There are no rules about getting a character to speak. Indeed, you will find out very quickly as you
listen, that there are absolutely no rules to conversation at all. Trying to record and reproduce is virtually
impossible. Conversational speech is
broken, halting, discursive, unsettled.
Entirely without grammar or syntax as described in the conventional
manuals. Sentences have no verbs. They do not link one to another. They are made up partly of words, partly of
sounds and partly of gestures.
What’s more, dialogues have very little logic. It is quite possible for one person to
espouse several quite contradictory ideas at one time. Sometimes our interlocuters speak in other voices
(the actual meaning of “irony” by the way).
Most of the time conversation does not follow the neat ordered pattern
of question and response we would expect as writers. Most of the time people will only talk about
themselves. Each question or statement
being answered or interrupted by their own experience.
Yet, somehow in this mish mash of half formed sentences and
ill formed ideas some sort of exchange takes place. It may be indirect and convoluted but
eventually some idea may be conveyed to the other party.
So what do we playwrights learn from this? Firstly, that our characters need to be freed
from the conventions of written speech.
This gives us the opportunities to learn about the reality of our
characters. Our character can grow with
our discovery of their little tics and irregularities. And I don’t mean that that gives us licence
to write in some sort of ridiculous Dick Van Dyke cockney voice. I mean that we can discover the outward signs
of the inward workings of a character though their speech. And as we write it we need to speak it out
loud. We are trying to record a spoken interchange so it only exists in some
bare notation as words on a page.
Secondly, we need to remember that most conversations are
about anything but the subject in hand.
This is especially true about complex and deep subjects. It takes quite a bit of beating about the
bush before the real feelings of our character is flushed out. This is what makes the process of play
watching so enjoyable. The audience are
voyeurs trying to understand something from the snippets of half formed
conversation they are allowed to overhear.
And, of course, our characters are often unreliable witnesses. They lie, they prevaricate, they say the very
opposite of what they really think and feel.
But as the watchers begin to know and understand they begin to get more
and more drawn in and engaged.
Thirdly, we need to avoid the need for stage
directions. If you’ve got the voice
right then there is no need to interject (humorously) or (bitterly) it must be
there in the speech itslef. If you find
you have to resort to stage directions than you need to recast the speech.

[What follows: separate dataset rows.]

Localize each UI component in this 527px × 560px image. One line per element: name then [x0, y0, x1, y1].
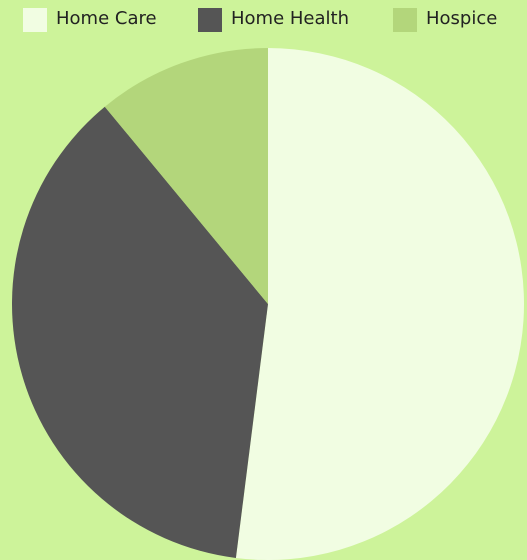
legend-label: Home Care	[56, 8, 157, 29]
legend-swatch	[393, 8, 417, 32]
pie-slice	[11, 106, 268, 558]
legend-label: Hospice	[426, 8, 497, 29]
pie-slice	[235, 48, 524, 560]
legend-swatch	[23, 8, 47, 32]
pie-slice	[104, 48, 268, 304]
legend-swatch	[198, 8, 222, 32]
legend-label: Home Health	[231, 8, 349, 29]
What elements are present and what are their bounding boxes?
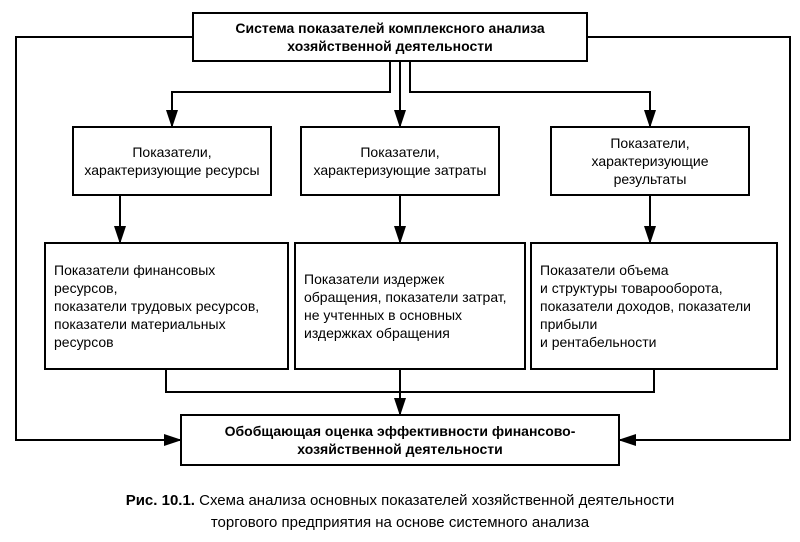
caption-label: Рис. 10.1. <box>126 492 195 509</box>
node-det-right-text: Показатели объема и структуры товарообор… <box>540 261 768 352</box>
node-mid-center-text: Показатели, характеризующие затраты <box>310 143 490 179</box>
node-mid-right: Показатели, характеризующие результаты <box>550 126 750 196</box>
node-mid-left-text: Показатели, характеризующие ресурсы <box>82 143 262 179</box>
node-det-left-text: Показатели финансовых ресурсов, показате… <box>54 261 279 352</box>
caption-text1: Схема анализа основных показателей хозяй… <box>199 492 674 509</box>
node-bottom-text: Обобщающая оценка эффективности финансов… <box>190 422 610 458</box>
node-mid-center: Показатели, характеризующие затраты <box>300 126 500 196</box>
node-root: Система показателей комплексного анализа… <box>192 12 588 62</box>
figure-caption-line2: торгового предприятия на основе системно… <box>0 514 800 531</box>
edge-detleft-bottom <box>166 370 400 392</box>
node-det-center-text: Показатели издержек обращения, показател… <box>304 270 516 343</box>
node-mid-left: Показатели, характеризующие ресурсы <box>72 126 272 196</box>
node-det-right: Показатели объема и структуры товарообор… <box>530 242 778 370</box>
edge-detright-bottom <box>400 370 654 392</box>
edge-root-midright <box>410 62 650 126</box>
node-bottom: Обобщающая оценка эффективности финансов… <box>180 414 620 466</box>
node-root-text: Система показателей комплексного анализа… <box>202 19 578 55</box>
caption-text2: торгового предприятия на основе системно… <box>211 514 589 531</box>
node-det-left: Показатели финансовых ресурсов, показате… <box>44 242 289 370</box>
node-det-center: Показатели издержек обращения, показател… <box>294 242 526 370</box>
figure-caption-line1: Рис. 10.1. Схема анализа основных показа… <box>0 492 800 509</box>
node-mid-right-text: Показатели, характеризующие результаты <box>560 134 740 189</box>
edge-root-midleft <box>172 62 390 126</box>
edge-feedback-left <box>16 37 192 440</box>
edge-feedback-right <box>588 37 790 440</box>
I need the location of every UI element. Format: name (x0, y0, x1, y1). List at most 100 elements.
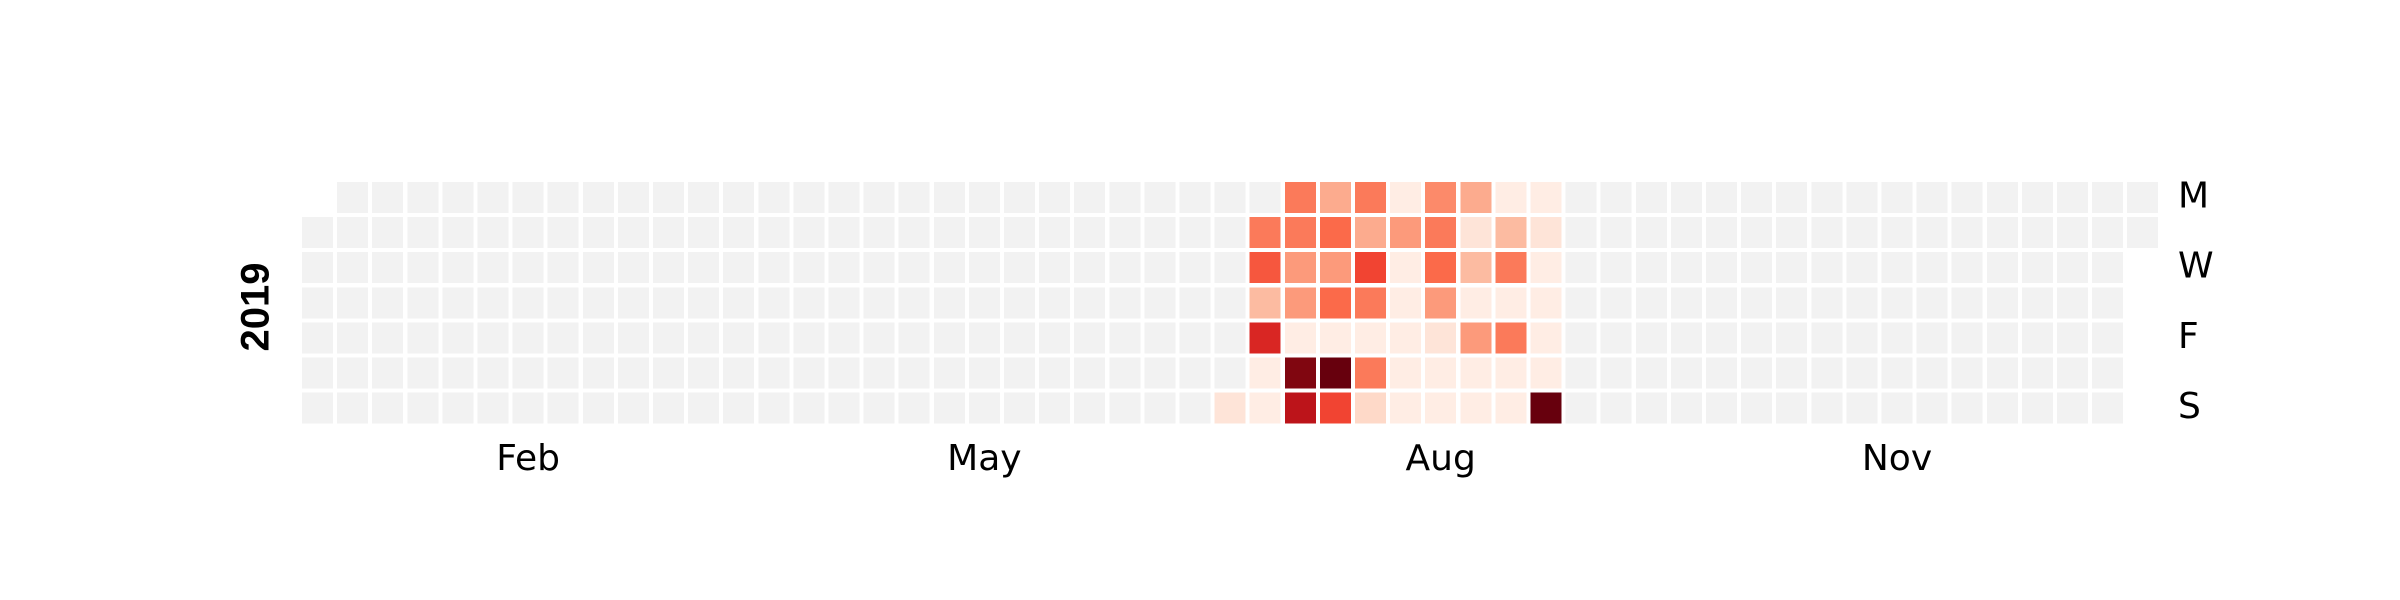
heatmap-cell (2092, 357, 2124, 389)
heatmap-cell (863, 392, 895, 424)
heatmap-cell (1670, 357, 1702, 389)
heatmap-cell (1670, 287, 1702, 319)
heatmap-cell (1249, 357, 1281, 389)
heatmap-cell (1355, 357, 1386, 389)
heatmap-cell (2021, 392, 2053, 424)
heatmap-cell (1565, 392, 1597, 424)
heatmap-cell (723, 392, 755, 424)
heatmap-cell (863, 182, 895, 213)
heatmap-cell (1530, 287, 1562, 319)
heatmap-cell (1986, 322, 2018, 354)
heatmap-cell (688, 217, 720, 249)
heatmap-cell (1214, 392, 1246, 424)
heatmap-cell (968, 217, 1000, 249)
heatmap-cell (1284, 252, 1316, 284)
heatmap-cell (898, 182, 930, 213)
heatmap-cell (1951, 357, 1983, 389)
heatmap-cell (1425, 357, 1457, 389)
heatmap-cell (2127, 217, 2159, 249)
heatmap-cell (653, 217, 684, 249)
heatmap-cell (512, 287, 544, 319)
heatmap-cell (1811, 322, 1843, 354)
heatmap-cell (547, 357, 579, 389)
heatmap-cell (653, 287, 684, 319)
heatmap-cell (1074, 287, 1106, 319)
heatmap-cell (407, 392, 439, 424)
heatmap-cell (1776, 357, 1808, 389)
heatmap-cell (1284, 357, 1316, 389)
heatmap-cell (1214, 357, 1246, 389)
heatmap-cell (337, 287, 369, 319)
heatmap-cell (1319, 252, 1351, 284)
heatmap-cell (512, 392, 544, 424)
heatmap-cell (1670, 392, 1702, 424)
heatmap-cell (1986, 252, 2018, 284)
heatmap-cell (1249, 252, 1281, 284)
heatmap-cell (1390, 217, 1422, 249)
heatmap-cell (1460, 322, 1492, 354)
heatmap-cell (1390, 357, 1422, 389)
heatmap-cell (1951, 217, 1983, 249)
heatmap-cell (1460, 217, 1492, 249)
heatmap-cell (1776, 182, 1808, 213)
heatmap-cell (688, 357, 720, 389)
heatmap-cell (1565, 322, 1597, 354)
heatmap-cell (1635, 392, 1667, 424)
heatmap-cell (617, 287, 649, 319)
heatmap-cell (1319, 392, 1351, 424)
weekday-label: M (2178, 176, 2209, 217)
heatmap-cell (1635, 252, 1667, 284)
heatmap-cell (1214, 217, 1246, 249)
heatmap-cell (933, 357, 965, 389)
heatmap-cell (1179, 322, 1211, 354)
heatmap-cell (407, 252, 439, 284)
heatmap-cell (688, 182, 720, 213)
heatmap-cell (1951, 287, 1983, 319)
heatmap-cell (1741, 252, 1773, 284)
heatmap-cell (337, 392, 369, 424)
heatmap-cell (1319, 182, 1351, 213)
heatmap-cell (1776, 252, 1808, 284)
heatmap-cell (442, 252, 474, 284)
heatmap-cell (863, 357, 895, 389)
heatmap-cell (863, 322, 895, 354)
heatmap-cell (477, 252, 509, 284)
heatmap-cell (1319, 322, 1351, 354)
heatmap-cell (1881, 357, 1913, 389)
heatmap-cell (2021, 322, 2053, 354)
heatmap-cell (1039, 392, 1071, 424)
heatmap-cell (1355, 182, 1386, 213)
heatmap-cell (1425, 287, 1457, 319)
heatmap-cell (1670, 217, 1702, 249)
heatmap-cell (1495, 252, 1527, 284)
heatmap-cell (1249, 217, 1281, 249)
heatmap-cell (2092, 322, 2124, 354)
heatmap-cell (1986, 182, 2018, 213)
heatmap-cell (407, 182, 439, 213)
heatmap-cell (372, 182, 404, 213)
heatmap-cell (1811, 182, 1843, 213)
heatmap-cell (828, 322, 860, 354)
heatmap-cell (828, 357, 860, 389)
heatmap-cell (1495, 217, 1527, 249)
heatmap-cell (1670, 252, 1702, 284)
heatmap-cell (1179, 182, 1211, 213)
heatmap-cell (1495, 392, 1527, 424)
heatmap-cells (302, 182, 2159, 424)
heatmap-cell (1776, 287, 1808, 319)
heatmap-cell (407, 357, 439, 389)
heatmap-cell (582, 182, 614, 213)
heatmap-cell (1004, 322, 1035, 354)
heatmap-cell (1776, 322, 1808, 354)
heatmap-cell (582, 287, 614, 319)
heatmap-cell (617, 357, 649, 389)
heatmap-cell (793, 252, 825, 284)
heatmap-cell (1706, 182, 1737, 213)
heatmap-cell (933, 252, 965, 284)
heatmap-cell (898, 322, 930, 354)
heatmap-cell (1284, 182, 1316, 213)
heatmap-cell (1916, 357, 1948, 389)
heatmap-cell (758, 182, 790, 213)
heatmap-cell (1495, 322, 1527, 354)
heatmap-cell (1109, 357, 1141, 389)
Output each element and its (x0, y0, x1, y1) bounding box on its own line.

Similarly, as a director, I get annoyed by writers who write detailed character
descriptions in the stage directions but do not carry them through into their
actual speech and actions. It is not
good enough to describe a character as “Young dynamic and ambitious” You need
to show that. You need to show how that
ambition is manifested or hidden.
Fourthly, plot needs to correlate with the characters you
are drawing. If you are beating your
characters into a particular plot twist or situation then you have either got
the plot wrong or the character or, most likely, both. The actions that a character takes are the
ones that define that character and are defined by that character. If there is a surprising plot or character
twist you need to ask yourself whether you have buried that possibility deep
within the psyche of the character you are working with. You need to ask
yourself “does it contradict anything that has already been laid down?”